The leak, which happened on July 7 and took place next to one of the council’s collections storage facilities, was first identified by a member of staff when they arrived on the site the following morning.

As a result areas of the store, which contain Prittlewell Prince finds and the country’s largest collection of EKCO radios, were flooded with around two inches of water.

Once the discovery had been made, the museum’s curatorial team quickly activated their rehearsed emergency plans to carefully move items from the collections to a place of safety on a priority basis.

But thanks to the swift actions of the team, it has been reassured a number of items from the collection had been saved from more serious damage.

In an email seen by The Echo, Scott Dolling, director of culture and communities, said: "Following the incident, the museums team informed major stakeholders with an interest in the collections, principally Museum of London Archaeology and Historic England, with whom we remain in regular contact.

"Our collections are once again safe and sound and in expert care. The Council’s curatorial team has a wealth of expertise in caring for historical artefacts, gathered from regional museums, national museums and private sectors from Plowden and Smith, National Trust, Houses of Parliament, V&A, Tyne and Wear Archives Museums and the Sainsbury Centre.

"We are learning from this incident and now looking at how we can invest in further improved storage facilities to prevent something like this happening again.
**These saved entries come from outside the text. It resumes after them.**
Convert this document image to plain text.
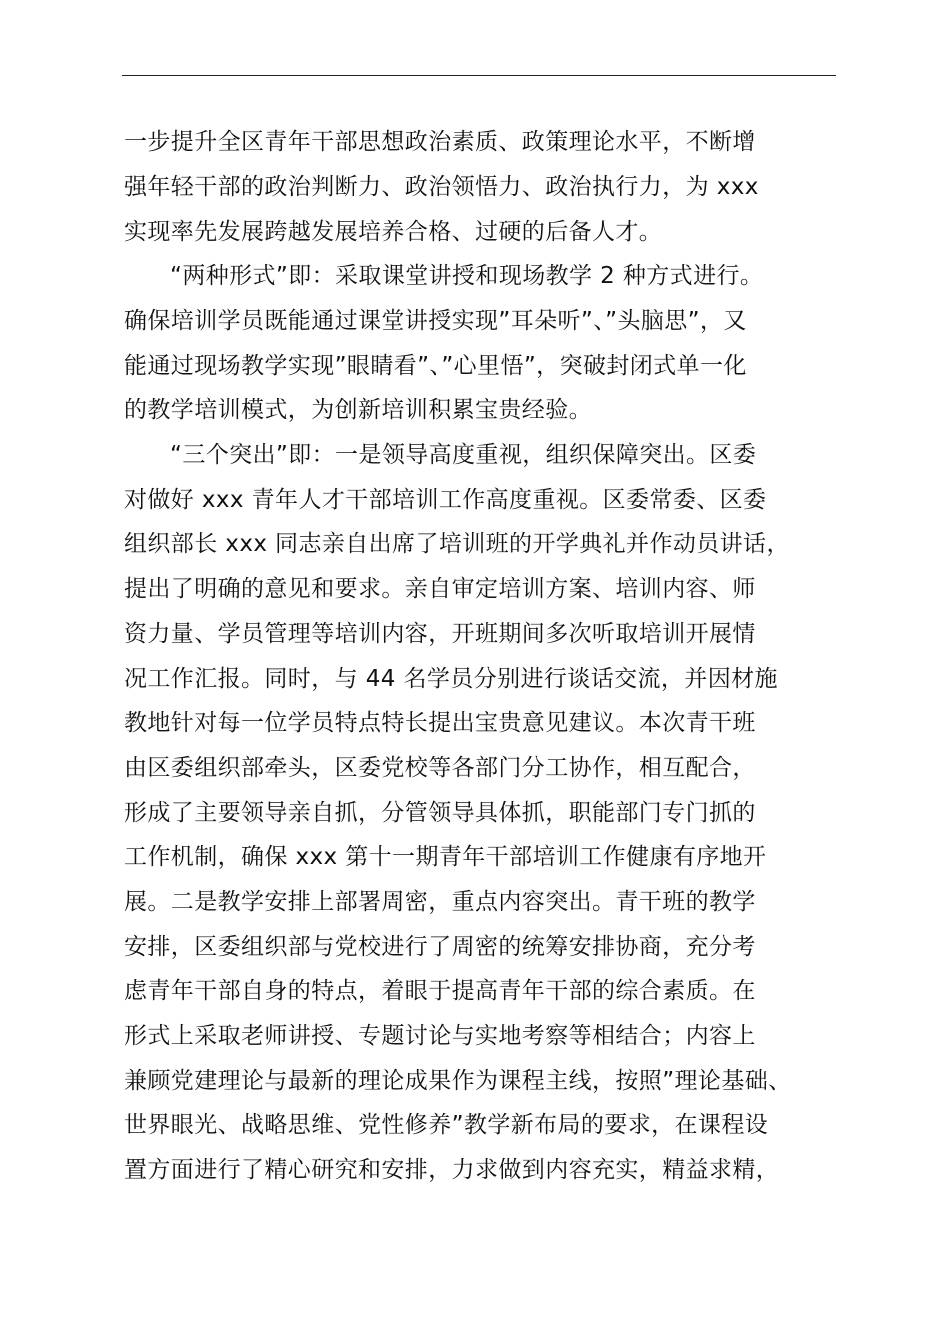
一步提升全区青年干部思想政治素质、政策理论水平，不断增
强年轻干部的政治判断力、政治领悟力、政治执行力，为 xxx
实现率先发展跨越发展培养合格、过硬的后备人才。
“两种形式”即：采取课堂讲授和现场教学 2 种方式进行。
确保培训学员既能通过课堂讲授实现”耳朵听”、”头脑思”，又
能通过现场教学实现”眼睛看”、”心里悟”，突破封闭式单一化
的教学培训模式，为创新培训积累宝贵经验。
“三个突出”即：一是领导高度重视，组织保障突出。区委
对做好 xxx 青年人才干部培训工作高度重视。区委常委、区委
组织部长 xxx 同志亲自出席了培训班的开学典礼并作动员讲话，
提出了明确的意见和要求。亲自审定培训方案、培训内容、师
资力量、学员管理等培训内容，开班期间多次听取培训开展情
况工作汇报。同时，与 44 名学员分别进行谈话交流，并因材施
教地针对每一位学员特点特长提出宝贵意见建议。本次青干班
由区委组织部牵头，区委党校等各部门分工协作，相互配合，
形成了主要领导亲自抓，分管领导具体抓，职能部门专门抓的
工作机制，确保 xxx 第十一期青年干部培训工作健康有序地开
展。二是教学安排上部署周密，重点内容突出。青干班的教学
安排，区委组织部与党校进行了周密的统筹安排协商，充分考
虑青年干部自身的特点，着眼于提高青年干部的综合素质。在
形式上采取老师讲授、专题讨论与实地考察等相结合；内容上
兼顾党建理论与最新的理论成果作为课程主线，按照”理论基础、
世界眼光、战略思维、党性修养”教学新布局的要求，在课程设
置方面进行了精心研究和安排，力求做到内容充实，精益求精，
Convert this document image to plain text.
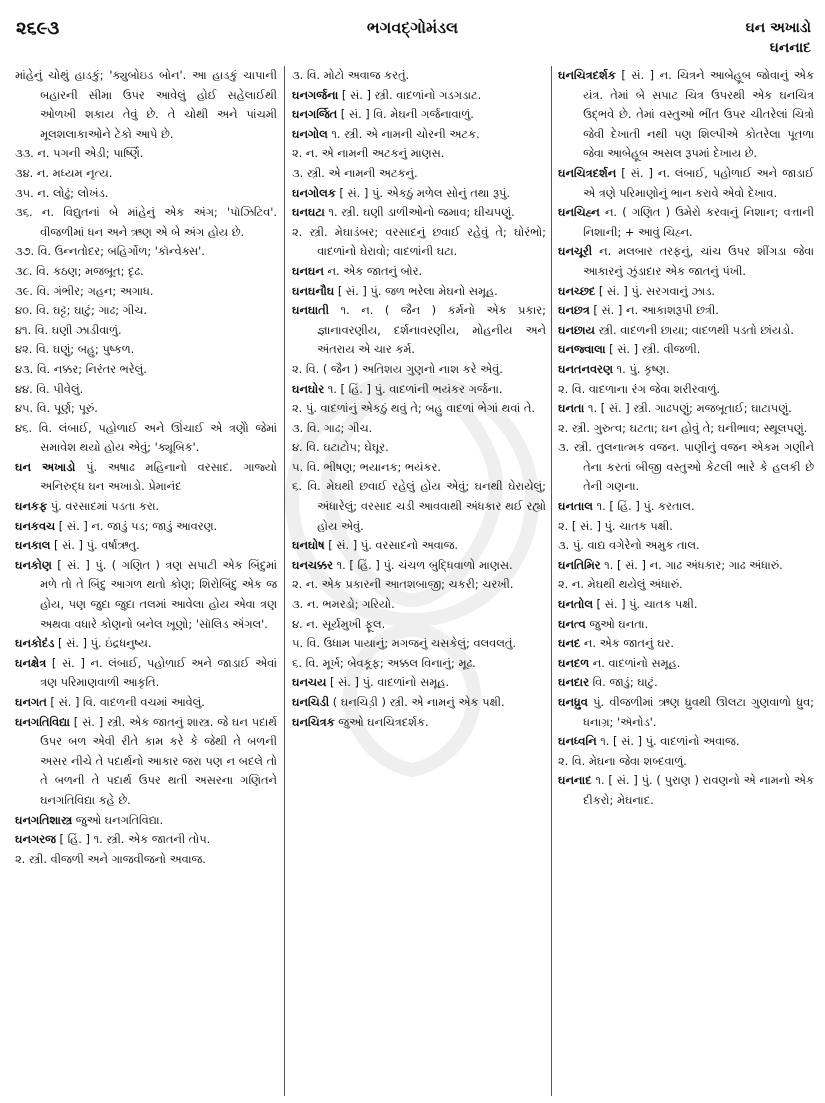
૨૬૯૩	ભગવદ્ગોમંડલ	ઘન અખાડો
ઘનનાદ
માંહેનું ચોથું હાડકું; 'ક્યુબોઇડ બોન'. આ હાડકું ચાપાની બહારની સીમા ઉપર આવેલું હોઈ સહેલાઈથી ઓળખી શકાય તેવું છે. તે ચોથી અને પાંચમી મૂલશલાકાઓને ટેકો આપે છે.
૩૩. ન. પગની એડી; પાર્ષ્ણિ.
૩૪. ન. મધ્યમ નૃત્ય.
૩૫. ન. લોઢું; લોખંડ.
૩૬. ન. વિદ્યુતનાં બે માંહેનું એક અંગ; 'પૉઝિટિવ'. વીજળીમાં ધન અને ઋણ એ બે અંગ હોય છે.
૩૭. વિ. ઉન્નતોદર; બહિર્ગોળ; 'કૉન્વેક્સ'.
૩૮. વિ. કઠણ; મજબૂત; દૃઢ.
૩૯. વિ. ગંભીર; ગહન; અગાધ.
૪૦. વિ. ઘટ્ટ; ઘાટું; ગાઢ; ગીચ.
૪૧. વિ. ઘણી ઝાડીવાળું.
૪૨. વિ. ઘણું; બહુ; પુષ્કળ.
૪૩. વિ. નક્કર; નિરંતર ભરેલું.
૪૪. વિ. પીવેલું.
૪૫. વિ. પૂર્ણ; પૂરું.
૪૬. વિ. લંબાઈ, પહોળાઈ અને ઊંચાઈ એ ત્રણેો જેમાં સમાવેશ થયો હોય એવું; 'ક્યૂબિક'.
ઘન અખાડો પું. અષાઢ મહિનાનો વરસાદ. ગાજ્યો અનિરુદ્ધ ઘન અખાડો. પ્રેમાનંદ
ઘનકફ પું. વરસાદમાં પડતા કરા.
ઘનકવચ [ સં. ] ન. જાડું પડ; જાડું આવરણ.
ઘનકાલ [ સં. ] પું. વર્ષાઋતુ.
ઘનકોણ [ સં. ] પું. ( ગણિત ) ત્રણ સપાટી એક બિંદુમાં મળે તો તે બિંદુ આગળ થતો કોણ; શિરોબિંદુ એક જ હોય, પણ જુદા જુદા તલમાં આવેલા હોય એવા ત્રણ અથવા વધારે કોણનો બનેલ ખૂણો; 'સૉલિડ ઍંગલ'.
ઘનકોદંડ [ સં. ] પું. ઇંદ્રધનુષ્ય.
ઘનક્ષેત્ર [ સં. ] ન. લંબાઈ, પહોળાઈ અને જાડાઈ એવાં ત્રણ પરિમાણવાળી આકૃતિ.
ઘનગત [ સં. ] વિ. વાદળની વચમાં આવેલું.
ઘનગતિવિદ્યા [ સં. ] સ્ત્રી. એક જાતનું શાસ્ત્ર. જે ઘન પદાર્થ ઉપર બળ એવી રીતે કામ કરે કે જેથી તે બળની અસર નીચે તે પદાર્થનો આકાર જરા પણ ન બદલે તો તે બળની તે પદાર્થ ઉપર થતી અસરના ગણિતને ઘનગતિવિદ્યા કહે છે.
ઘનગતિશાસ્ત્ર જુઓ ઘનગતિવિદ્યા.
ઘનગરજ [ હિં. ] ૧. સ્ત્રી. એક જાતની તોપ.
૨. સ્ત્રી. વીજળી અને ગાજવીજનો અવાજ.
૩. વિ. મોટો અવાજ કરતું.
ઘનગર્જના [ સં. ] સ્ત્રી. વાદળાંનો ગડગડાટ.
ઘનગર્જિત [ સં. ] વિ. મેઘની ગર્જનાવાળું.
ઘનગોલ ૧. સ્ત્રી. એ નામની ચોરની અટક.
૨. ન. એ નામની અટકનું માણસ.
૩. સ્ત્રી. એ નામની અટકનું.
ઘનગોલક [ સં. ] પું. એકઠું મળેલ સોનું તથા રૂપું.
ઘનઘટા ૧. સ્ત્રી. ઘણી ડાળીઓનો જમાવ; ઘીચપણું.
૨. સ્ત્રી. મેઘાડંબર; વરસાદનું છવાઈ રહેવું તે; ઘોરંભો; વાદળાંનો ઘેરાવો; વાદળાંની ઘટા.
ઘનઘન ન. એક જાતનું બોર.
ઘનઘનૌઘ [ સં. ] પું. જળ ભરેલા મેઘનો સમૂહ.
ઘનઘાતી ૧. ન. ( જૈન ) કર્મનો એક પ્રકાર; જ્ઞાનાવરણીય, દર્શનાવરણીય, મોહનીય અને અંતરાય એ ચાર કર્મ.
૨. વિ. ( જૈન ) અતિશય ગુણનો નાશ કરે એવું.
ઘનઘોર ૧. [ હિં. ] પું. વાદળાંની ભયંકર ગર્જના.
૨. પું. વાદળાંનું એકઠું થવું તે; બહુ વાદળાં ભેગાં થવાં તે.
૩. વિ. ગાઢ; ગીચ.
૪. વિ. ઘટાટોપ; ઘેઘૂર.
૫. વિ. ભીષણ; ભયાનક; ભયંકર.
૬. વિ. મેઘથી છવાઈ રહેલું હોય એવું; ઘનથી ઘેરાયેલું; અંધારેલું; વરસાદ ચડી આવવાથી અંધકાર થઈ રહ્યો હોય એવું.
ઘનઘોષ [ સં. ] પું. વરસાદનો અવાજ.
ઘનચક્કર ૧. [ હિં. ] પું. ચંચળ બુદ્ધિવાળો માણસ.
૨. ન. એક પ્રકારની આતશબાજી; ચકરી; ચરખી.
૩. ન. ભમરડો; ગરિયો.
૪. ન. સૂર્યમુખી ફૂલ.
૫. વિ. ઉધામ પાયાનું; મગજનું ચસકેલું; વલવલતું.
૬. વિ. મૂર્ખ; બેવકૂફ; અક્કલ વિનાનું; મૂઢ.
ઘનચય [ સં. ] પું. વાદળાંનો સમૂહ.
ઘનચિડી ( ઘનચિડ઼ી ) સ્ત્રી. એ નામનું એક પક્ષી.
ઘનચિત્રક જુઓ ઘનચિત્રદર્શક.
ઘનચિત્રદર્શક [ સં. ] ન. ચિત્રને આબેહૂબ જોવાનું એક યંત્ર. તેમાં બે સપાટ ચિત્ર ઉપરથી એક ઘનચિત્ર ઉદ્ભવે છે. તેમાં વસ્તુઓ ભીંત ઉપર ચીતરેલાં ચિત્રો જેવી દેખાતી નથી પણ શિલ્પીએ કોતરેલા પૂતળા જેવા આબેહૂબ અસલ રૂપમાં દેખાય છે.
ઘનચિત્રદર્શન [ સં. ] ન. લંબાઈ, પહોળાઈ અને જાડાઈ એ ત્રણે પરિમાણોનું ભાન કરાવે એવો દેખાવ.
ઘનચિહ્ન ન. ( ગણિત ) ઉમેરો કરવાનું નિશાન; વત્તાની નિશાની; + આવું ચિહ્ન.
ઘનચૂરી ન. મલબાર તરફનું, ચાંચ ઉપર શીંગડા જેવા આકારનું ઝુંડાદાર એક જાતનું પંખી.
ઘનચ્છદ [ સં. ] પું. સરગવાનું ઝાડ.
ઘનછત્ર [ સં. ] ન. આકાશરૂપી છત્રી.
ઘનછાય સ્ત્રી. વાદળની છાયા; વાદળથી પડતો છાંયડો.
ઘનજ્વાલા [ સં. ] સ્ત્રી. વીજળી.
ઘનતનવરણ ૧. પું. કૃષ્ણ.
૨. વિ. વાદળાના રંગ જેવા શરીરવાળું.
ઘનતા ૧. [ સં. ] સ્ત્રી. ગાઢપણું; મજબૂતાઈ; ઘાટાપણું.
૨. સ્ત્રી. ગુરુત્વ; ઘટતા; ઘન હોવું તે; ઘનીભાવ; સ્થૂલપણું.
૩. સ્ત્રી. તુલનાત્મક વજન. પાણીનું વજન એકમ ગણીને તેના કરતાં બીજી વસ્તુઓ કેટલી ભારે કે હલકી છે તેની ગણના.
ઘનતાલ ૧. [ હિં. ] પું. કરતાલ.
૨. [ સં. ] પું. ચાતક પક્ષી.
૩. પું. વાદ્ય વગેરેનો અમુક તાલ.
ઘનતિમિર ૧. [ સં. ] ન. ગાઢ અંધકાર; ગાઢ અંધારું.
૨. ન. મેઘથી થયેલું અંધારું.
ઘનતોલ [ સં. ] પું. ચાતક પક્ષી.
ઘનત્વ જુઓ ઘનતા.
ઘનદ ન. એક જાતનું ઘર.
ઘનદળ ન. વાદળાંનો સમૂહ.
ઘનદાર વિ. જાડું; ઘાટું.
ઘનધ્રુવ પું. વીજળીમાં ઋણ ધ્રુવથી ઊલટા ગુણવાળો ધ્રુવ; ધનાગ્ર; 'ઍનોડ'.
ઘનધ્વનિ ૧. [ સં. ] પું. વાદળાંનો અવાજ.
૨. વિ. મેઘના જેવા શબ્દવાળું.
ઘનનાદ ૧. [ સં. ] પું. ( પુરાણ ) રાવણનો એ નામનો એક દીકરો; મેઘનાદ.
We will also be considering how we improve facilities for storing our growing historical collections in future and how we go about raising the funds needed to do this."

For security reasons the council have confirmed they aren't able to disclose the location of the museums specialist stores, as this could potentially make collections a target for thieves and affect their ability to insure them. 

It is not yet clear which items were damaged or the suspected cost of the damage.

Southend Council have been contacted for comment.